Ever wondered why your child always seems to remember something they see? Or perhaps they really get the hang of a new concept when they are hands-on and try it themselves? Maybe they are great at remembering new songs and rhymes? This isn’t a coincidence, often we have preferences when it comes to learning new things. These are commonly referred to as learning styles.
In this post, we will delve further into the different types of learning styles, as well as providing some practical ideas on how you, as a parent, can use this insight to support your child’s learning.
What are learning styles?
Learning styles is a concept that goes back as far as the early 1900s, however it really gained popularity in the 1970s when Neil Fleming introduced the concept of VAK (or VARK) learning styles. This suggested that individuals often have preferences when it comes to learning which can be loosely grouped into categories: Visual, Auditory and Kinaesthetic.
It’s important to note that this doesn’t mean that children should only learn through one narrowly defined style. It’s more about encouraging variety in learning activities so all styles are catered for.
What does this mean for my child’s learning?
Understanding the different ways children can learn opens our eyes to the wide variety of activities at our disposal to support learning. Although traditional note taking and written work is of course important, exploring new approaches based on the different learning styles outlined below could have a positive impact on your child’s learning.
Visual learners often learn best through pictures and imagery. They like to be creative, and recall concepts using diagrams, mind maps and colour.
5 practical ways to support visual learners:
- Suggest the use of mind maps over traditional notetaking during revision or when reviewing a topic. Learners will often visualise a mind map better than extensive written notes. Colours also work well, so get the highlighters and pens out!
- Whiteboards are perfect for visual learners to demonstrate processes and to draw out new concepts and ideas.
- Flashcards are a popular learning tool with the addition of images as visual cues.
- Using storyboards in Creative writing, timelines for History, and diagrams in Science are great for visual learners.
- The concept of journaling is also a great tool and is applicable for most subjects.
You might question whether your child has this learning style, especially when they don’t hear your request for help with the house chores! Auditory learning isn’t just about listening though, it’s speaking too. Auditory learners would much rather speak and listen than read or write. You might hear auditory learners talking aloud when reviewing concepts or revising.
5 practical ways to support auditory learners:
- Debates and discussions on topics are great for auditory learners as a method to understand new concepts. This could be with a friend or members of the family.
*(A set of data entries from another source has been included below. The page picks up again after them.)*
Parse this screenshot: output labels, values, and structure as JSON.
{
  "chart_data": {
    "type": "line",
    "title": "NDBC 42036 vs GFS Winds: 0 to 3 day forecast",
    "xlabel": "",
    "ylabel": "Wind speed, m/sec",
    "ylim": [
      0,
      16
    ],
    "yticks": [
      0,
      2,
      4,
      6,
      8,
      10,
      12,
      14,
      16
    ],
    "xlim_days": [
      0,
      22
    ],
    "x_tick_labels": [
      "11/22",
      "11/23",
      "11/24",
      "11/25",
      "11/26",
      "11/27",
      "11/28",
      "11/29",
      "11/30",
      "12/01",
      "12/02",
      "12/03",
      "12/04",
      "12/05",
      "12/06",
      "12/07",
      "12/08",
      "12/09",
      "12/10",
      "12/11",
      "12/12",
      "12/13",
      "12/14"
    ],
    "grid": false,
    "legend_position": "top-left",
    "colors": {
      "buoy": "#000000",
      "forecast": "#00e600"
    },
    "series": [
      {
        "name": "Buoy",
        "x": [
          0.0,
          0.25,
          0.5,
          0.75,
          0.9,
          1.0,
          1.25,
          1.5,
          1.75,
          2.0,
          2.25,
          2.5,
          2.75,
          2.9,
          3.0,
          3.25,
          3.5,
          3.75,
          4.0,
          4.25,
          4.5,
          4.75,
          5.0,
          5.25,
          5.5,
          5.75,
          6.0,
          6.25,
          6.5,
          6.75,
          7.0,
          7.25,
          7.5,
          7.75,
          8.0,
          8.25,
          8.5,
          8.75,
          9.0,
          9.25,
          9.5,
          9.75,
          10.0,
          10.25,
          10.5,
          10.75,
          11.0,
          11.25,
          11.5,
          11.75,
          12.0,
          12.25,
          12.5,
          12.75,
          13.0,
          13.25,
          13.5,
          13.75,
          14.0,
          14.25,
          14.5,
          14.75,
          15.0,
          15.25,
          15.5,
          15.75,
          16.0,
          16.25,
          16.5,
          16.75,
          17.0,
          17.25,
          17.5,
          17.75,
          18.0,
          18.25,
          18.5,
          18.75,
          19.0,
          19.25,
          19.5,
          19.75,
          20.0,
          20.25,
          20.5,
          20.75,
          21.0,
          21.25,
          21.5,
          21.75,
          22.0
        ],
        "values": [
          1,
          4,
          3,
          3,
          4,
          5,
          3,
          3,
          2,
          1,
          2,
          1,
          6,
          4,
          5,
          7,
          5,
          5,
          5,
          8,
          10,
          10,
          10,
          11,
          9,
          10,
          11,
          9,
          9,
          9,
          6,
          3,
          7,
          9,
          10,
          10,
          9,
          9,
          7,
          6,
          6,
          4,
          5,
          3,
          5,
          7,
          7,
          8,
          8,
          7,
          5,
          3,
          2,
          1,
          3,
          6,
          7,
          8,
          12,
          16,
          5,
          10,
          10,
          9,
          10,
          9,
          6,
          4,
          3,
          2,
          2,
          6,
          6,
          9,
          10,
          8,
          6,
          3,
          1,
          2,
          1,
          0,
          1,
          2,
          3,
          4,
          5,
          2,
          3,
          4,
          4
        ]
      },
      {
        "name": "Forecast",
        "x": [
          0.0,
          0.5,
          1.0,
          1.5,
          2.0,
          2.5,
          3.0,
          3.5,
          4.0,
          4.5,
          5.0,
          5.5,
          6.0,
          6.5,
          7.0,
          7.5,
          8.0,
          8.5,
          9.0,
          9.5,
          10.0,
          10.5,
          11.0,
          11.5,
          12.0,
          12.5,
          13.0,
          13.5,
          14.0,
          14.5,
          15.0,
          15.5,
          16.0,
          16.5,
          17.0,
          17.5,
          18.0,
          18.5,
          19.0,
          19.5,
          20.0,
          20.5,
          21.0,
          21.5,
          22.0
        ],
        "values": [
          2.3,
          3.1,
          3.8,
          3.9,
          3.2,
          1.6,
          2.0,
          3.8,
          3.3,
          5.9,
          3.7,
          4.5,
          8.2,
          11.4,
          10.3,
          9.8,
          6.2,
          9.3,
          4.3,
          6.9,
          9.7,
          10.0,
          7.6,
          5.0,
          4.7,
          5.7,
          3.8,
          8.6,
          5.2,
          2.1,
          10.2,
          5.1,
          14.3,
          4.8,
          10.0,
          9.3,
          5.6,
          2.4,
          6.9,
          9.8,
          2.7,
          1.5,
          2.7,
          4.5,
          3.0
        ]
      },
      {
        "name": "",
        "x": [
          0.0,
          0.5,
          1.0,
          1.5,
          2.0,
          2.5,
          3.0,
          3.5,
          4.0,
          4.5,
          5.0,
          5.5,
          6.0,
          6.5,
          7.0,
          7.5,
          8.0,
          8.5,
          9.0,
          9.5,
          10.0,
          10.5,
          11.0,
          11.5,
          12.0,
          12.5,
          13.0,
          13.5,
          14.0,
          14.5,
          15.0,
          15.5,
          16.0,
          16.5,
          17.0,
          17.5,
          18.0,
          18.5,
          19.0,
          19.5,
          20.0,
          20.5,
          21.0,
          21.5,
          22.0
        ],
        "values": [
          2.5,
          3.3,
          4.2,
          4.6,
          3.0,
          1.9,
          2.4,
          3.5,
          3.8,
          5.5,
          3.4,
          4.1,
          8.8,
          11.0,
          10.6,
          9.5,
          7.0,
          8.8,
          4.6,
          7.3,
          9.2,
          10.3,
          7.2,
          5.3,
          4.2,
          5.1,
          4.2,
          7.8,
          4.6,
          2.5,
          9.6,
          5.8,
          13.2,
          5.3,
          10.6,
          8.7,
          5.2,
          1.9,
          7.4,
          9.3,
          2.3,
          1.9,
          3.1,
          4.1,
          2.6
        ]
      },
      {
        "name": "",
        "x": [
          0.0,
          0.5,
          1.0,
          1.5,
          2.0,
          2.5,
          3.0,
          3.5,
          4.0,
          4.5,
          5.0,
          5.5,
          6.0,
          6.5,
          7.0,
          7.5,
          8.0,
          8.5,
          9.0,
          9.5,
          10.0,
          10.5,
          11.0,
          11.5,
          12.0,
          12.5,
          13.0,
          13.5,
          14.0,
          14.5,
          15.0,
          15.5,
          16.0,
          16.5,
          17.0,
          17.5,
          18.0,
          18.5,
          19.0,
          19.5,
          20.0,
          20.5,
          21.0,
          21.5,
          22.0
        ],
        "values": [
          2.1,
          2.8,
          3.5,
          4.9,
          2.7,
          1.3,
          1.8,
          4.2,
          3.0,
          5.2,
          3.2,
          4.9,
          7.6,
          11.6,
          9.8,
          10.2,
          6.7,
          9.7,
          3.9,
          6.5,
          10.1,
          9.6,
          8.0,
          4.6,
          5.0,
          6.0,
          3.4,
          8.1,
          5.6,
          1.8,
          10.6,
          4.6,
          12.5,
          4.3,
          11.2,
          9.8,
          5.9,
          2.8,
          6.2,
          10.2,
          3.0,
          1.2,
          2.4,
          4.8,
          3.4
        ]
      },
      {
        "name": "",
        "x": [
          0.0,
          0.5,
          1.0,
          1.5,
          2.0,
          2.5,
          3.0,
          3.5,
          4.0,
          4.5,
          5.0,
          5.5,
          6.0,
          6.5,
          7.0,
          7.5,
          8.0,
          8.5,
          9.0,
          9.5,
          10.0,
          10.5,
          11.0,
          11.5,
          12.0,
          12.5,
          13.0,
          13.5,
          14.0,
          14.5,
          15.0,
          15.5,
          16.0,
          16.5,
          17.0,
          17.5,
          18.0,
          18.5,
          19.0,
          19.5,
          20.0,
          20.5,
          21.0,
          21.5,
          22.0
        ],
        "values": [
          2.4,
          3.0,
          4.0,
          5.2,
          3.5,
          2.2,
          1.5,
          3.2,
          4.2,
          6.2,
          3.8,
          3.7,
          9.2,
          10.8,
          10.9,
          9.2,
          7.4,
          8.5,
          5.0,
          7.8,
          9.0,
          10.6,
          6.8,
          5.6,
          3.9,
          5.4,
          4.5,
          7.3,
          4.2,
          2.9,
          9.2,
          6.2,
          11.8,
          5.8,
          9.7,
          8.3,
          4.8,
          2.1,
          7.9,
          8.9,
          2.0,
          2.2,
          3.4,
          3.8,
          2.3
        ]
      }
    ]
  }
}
- Rhymes and mnemonics are useful for memorising facts. These can then be played back or read aloud.
- Encourage your child to be the teacher and give a presentation on a new topic, or even present back individually to themselves in front of a mirror. Although the last idea might sound a bit strange, it really works!
- Consider audio books and podcast resources to supplement your child’s learning.
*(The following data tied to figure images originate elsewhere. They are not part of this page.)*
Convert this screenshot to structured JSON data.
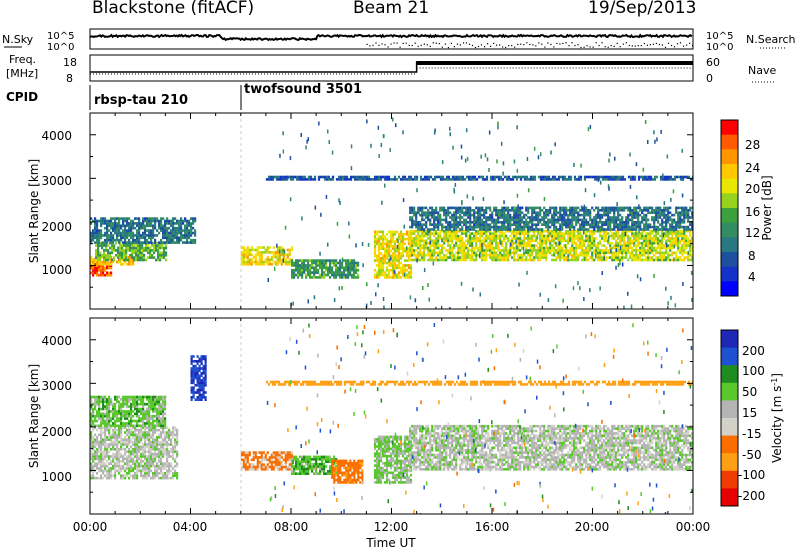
{
  "header": {
    "title": "Blackstone (fitACF)",
    "beam": "Beam 21",
    "date": "19/Sep/2013"
  },
  "top_panels": {
    "nsky_label": "N.Sky",
    "nsky_ticks": [
      "10^5",
      "10^0"
    ],
    "nsearch_label": "N.Search",
    "nsearch_ticks": [
      "10^5",
      "10^0"
    ],
    "freq_label": "Freq.",
    "freq_unit": "[MHz]",
    "freq_ticks": [
      "18",
      "8"
    ],
    "nave_label": "Nave",
    "nave_ticks": [
      "60",
      "0"
    ],
    "cpid_label": "CPID",
    "freq_step_time_ut": 13.0,
    "cpid_segments": [
      {
        "name": "rbsp-tau 210",
        "start_ut": 0.0
      },
      {
        "name": "twofsound 3501",
        "start_ut": 6.0
      }
    ]
  },
  "colorbars": {
    "power": {
      "label": "Power [dB]",
      "ticks": [
        "28",
        "24",
        "20",
        "16",
        "12",
        "8",
        "4"
      ],
      "colors": [
        "#ff0000",
        "#ff5a00",
        "#ff9600",
        "#ffc800",
        "#ebe600",
        "#96d21e",
        "#3ca03c",
        "#328c64",
        "#287882",
        "#1e50a0",
        "#1432c8",
        "#0000ff"
      ]
    },
    "velocity": {
      "label": "Velocity [m s",
      "label_sup": "-1",
      "label_end": "]",
      "ticks": [
        "200",
        "100",
        "50",
        "15",
        "-15",
        "-50",
        "-100",
        "-200"
      ],
      "colors": [
        "#1e28b4",
        "#1e50d2",
        "#1e8c1e",
        "#5ac82d",
        "#b4b4b4",
        "#d2d2c8",
        "#fa6e00",
        "#ffa014",
        "#f03c00",
        "#e60000"
      ]
    }
  },
  "chart_data": [
    {
      "type": "heatmap",
      "title": "Power",
      "xlabel": "Time UT",
      "ylabel": "Slant Range [km]",
      "xlim": [
        "00:00",
        "24:00"
      ],
      "ylim": [
        0,
        4500
      ],
      "x_ticks": [
        "00:00",
        "04:00",
        "08:00",
        "12:00",
        "16:00",
        "20:00",
        "00:00"
      ],
      "y_ticks": [
        "1000",
        "2000",
        "3000",
        "4000"
      ],
      "bands": [
        {
          "t0": 0.0,
          "t1": 0.8,
          "r0": 750,
          "r1": 1050,
          "value_db": 28
        },
        {
          "t0": 0.0,
          "t1": 1.7,
          "r0": 1000,
          "r1": 1200,
          "value_db": 22
        },
        {
          "t0": 0.2,
          "t1": 3.0,
          "r0": 1100,
          "r1": 1500,
          "value_db": 14
        },
        {
          "t0": 0.0,
          "t1": 4.2,
          "r0": 1500,
          "r1": 2100,
          "value_db": 8
        },
        {
          "t0": 6.0,
          "t1": 8.0,
          "r0": 1000,
          "r1": 1400,
          "value_db": 20
        },
        {
          "t0": 8.0,
          "t1": 10.7,
          "r0": 700,
          "r1": 1100,
          "value_db": 12
        },
        {
          "t0": 11.3,
          "t1": 12.8,
          "r0": 700,
          "r1": 1800,
          "value_db": 20
        },
        {
          "t0": 12.7,
          "t1": 24.0,
          "r0": 1100,
          "r1": 1800,
          "value_db": 18
        },
        {
          "t0": 12.7,
          "t1": 24.0,
          "r0": 1800,
          "r1": 2300,
          "value_db": 8
        },
        {
          "t0": 7.0,
          "t1": 24.0,
          "r0": 2950,
          "r1": 3050,
          "value_db": 6
        }
      ]
    },
    {
      "type": "heatmap",
      "title": "Velocity",
      "xlabel": "Time UT",
      "ylabel": "Slant Range [km]",
      "xlim": [
        "00:00",
        "24:00"
      ],
      "ylim": [
        0,
        4500
      ],
      "x_ticks": [
        "00:00",
        "04:00",
        "08:00",
        "12:00",
        "16:00",
        "20:00",
        "00:00"
      ],
      "y_ticks": [
        "1000",
        "2000",
        "3000",
        "4000"
      ],
      "bands": [
        {
          "t0": 0.0,
          "t1": 3.5,
          "r0": 800,
          "r1": 2000,
          "value_ms": 0
        },
        {
          "t0": 0.0,
          "t1": 3.0,
          "r0": 2000,
          "r1": 2700,
          "value_ms": 30
        },
        {
          "t0": 4.0,
          "t1": 4.6,
          "r0": 2600,
          "r1": 3600,
          "value_ms": 200
        },
        {
          "t0": 6.0,
          "t1": 8.0,
          "r0": 1000,
          "r1": 1400,
          "value_ms": -60
        },
        {
          "t0": 8.0,
          "t1": 9.8,
          "r0": 900,
          "r1": 1300,
          "value_ms": 40
        },
        {
          "t0": 9.6,
          "t1": 10.8,
          "r0": 700,
          "r1": 1200,
          "value_ms": -80
        },
        {
          "t0": 11.3,
          "t1": 12.8,
          "r0": 700,
          "r1": 1800,
          "value_ms": 20
        },
        {
          "t0": 12.7,
          "t1": 24.0,
          "r0": 1000,
          "r1": 2000,
          "value_ms": 0
        },
        {
          "t0": 7.0,
          "t1": 24.0,
          "r0": 2950,
          "r1": 3050,
          "value_ms": -150
        }
      ]
    }
  ]
}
- Read aloud – a simple, yet effective option for auditory learners when digesting new information and during revision.
Kinaesthetic learners prefer to learn through “doing”. Whether that’s testing a theory or through a practical experiment – learners will opt to put their understanding into practice at any opportunity.
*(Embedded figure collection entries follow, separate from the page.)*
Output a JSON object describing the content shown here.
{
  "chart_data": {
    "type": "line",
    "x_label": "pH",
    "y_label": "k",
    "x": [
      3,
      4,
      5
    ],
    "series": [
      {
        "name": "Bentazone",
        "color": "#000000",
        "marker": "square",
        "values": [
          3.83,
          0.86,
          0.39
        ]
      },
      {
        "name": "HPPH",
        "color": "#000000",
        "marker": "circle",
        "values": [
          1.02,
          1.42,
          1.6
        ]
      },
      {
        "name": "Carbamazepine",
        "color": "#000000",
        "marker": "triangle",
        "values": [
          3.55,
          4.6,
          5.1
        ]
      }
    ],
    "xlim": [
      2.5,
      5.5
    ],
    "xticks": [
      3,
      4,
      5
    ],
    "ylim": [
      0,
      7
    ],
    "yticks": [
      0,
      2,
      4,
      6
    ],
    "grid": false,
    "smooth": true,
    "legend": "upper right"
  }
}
5 practical ways to support auditory learners:
- Although this style lends itself very well to certain subjects and activities, such as Science experiments for instance, it can play a role in all subjects. Some popular ways to integrate “doing” into every day learning include:
- Using Base 10 or similar counters/shapes when solving Maths problems.
- Creating opportunities to learn through movement. This could be through recalling facts when walking or using a game of catch when revising times tables.
- Letter tiles are a useful and practical resource for English for creating new words or spelling.
- Another popular activity is hide and seek with new words and letters. Once discovered, the word must be read aloud correctly before moving on to find the next one.
Hopefully the above provides some food for thought and ideas for supporting your child’s learning at home. Everyone learns differently with individual preferences. By trying a variety of approaches you will be able to get a clearer picture of the activities that work well for your child. Remember variety is key so get creative and enjoy trying the different approaches together!